Stress is widely understood to be a detrimental feature of modern life, and indeed it’s a topic that I’ve covered a number of times on this blog before. For instance, a recent study highlighted how stress impacts upon our employee engagement in a big way.
The commute to work has been shown to be a major contributor towards our stress levels, especially if we’re a woman, although commuting via foot or by bicycle have been shown to be excellent stress busters.
A recent study has explored the role stress plays in our overall health. This kind of research is not new of course, with studies such as the Whitehall Experiments, highlighting how the more power you have at work, the longer your life is likely to be. A major reason for that is the lower stress levels that power tends to provide.
Is all stress equal?
This latest study however looks at the different kinds of stress. Is it the case that large and stressful events have the biggest impact upon our health, or do the little stresses we experience every day add up to something more significant?
It suggests that those little, daily pains in the behind are just as important as the more major events that cause us distress.

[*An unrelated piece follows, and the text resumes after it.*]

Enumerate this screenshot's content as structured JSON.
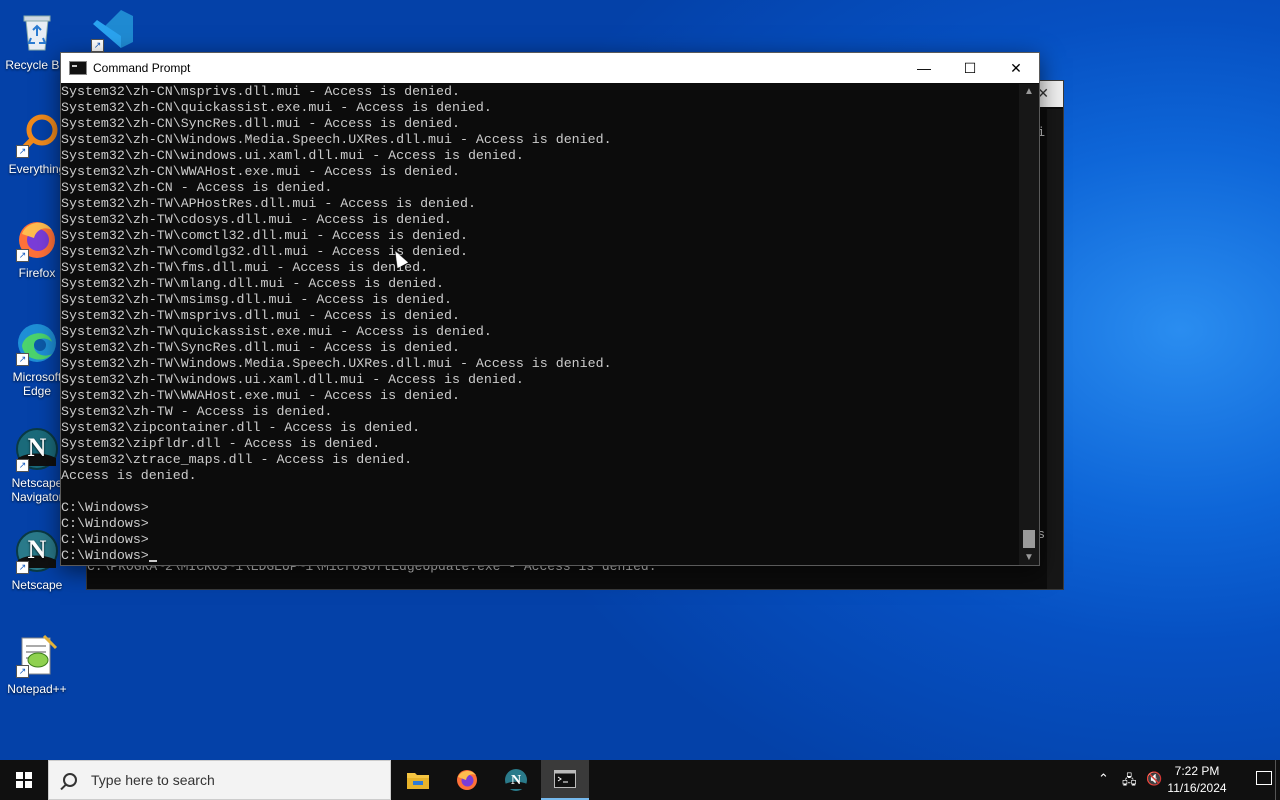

It found that when people experienced a lot of regular, daily stresses, they were at a much higher risk of dying at an early age compared to the impact of a major event, such as the loss of a loved one.
“We’re looking at long-term patterns of stress — if your stress level is chronically high, it could impact your mortality, or if you have a series of stressful life events, that could affect your mortality,” the researchers said.
Inside the study
The study explored both the daily stresses we all encounter, whether in our work lives or our personal lives, together with much more significant, yet one off, events, such as planning a wedding or the death of a partner.

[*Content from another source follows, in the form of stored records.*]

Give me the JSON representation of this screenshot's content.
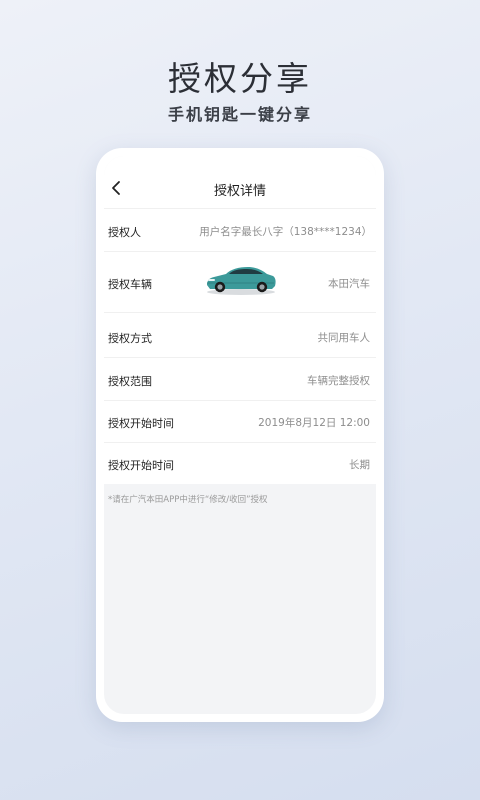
{
  "hero": {
    "title": "授权分享",
    "subtitle": "手机钥匙一键分享"
  },
  "nav": {
    "back_icon": "chevron-left-icon",
    "title": "授权详情"
  },
  "rows": [
    {
      "label": "授权人",
      "value": "用户名字最长八字（138****1234）"
    },
    {
      "label": "授权车辆",
      "value": "本田汽车",
      "image": "teal-sedan"
    },
    {
      "label": "授权方式",
      "value": "共同用车人"
    },
    {
      "label": "授权范围",
      "value": "车辆完整授权"
    },
    {
      "label": "授权开始时间",
      "value": "2019年8月12日  12:00"
    },
    {
      "label": "授权开始时间",
      "value": "长期"
    }
  ],
  "footnote": "*请在广汽本田APP中进行“修改/收回”授权",
  "colors": {
    "car_body": "#3c9a9a",
    "background_top": "#eef1f8",
    "background_bottom": "#d5deef"
  }
}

Whilst they found that both types of event have an impact upon our health, each type had a unique impact. For instance, the irregular, one off kind of events seldom translated into more regular stresses. The researchers suggest this is largely down to the different ways in which we deal with stress.
In other words, it is how we react to stress that impact our long-term health. We don’t tend to have a great deal of control over those major, life changing style events, but we do have control over how we react to those daily events that stress us out.
If we want our health to survive intact therefore, it’s crucial that we find a way of flushing those daily stresses out of our system, or at least coping with them better. As I mentioned in the intro to this post, exercise has been shown to be highly effective in achieving this. What methods do you deploy to de-stress at work or home?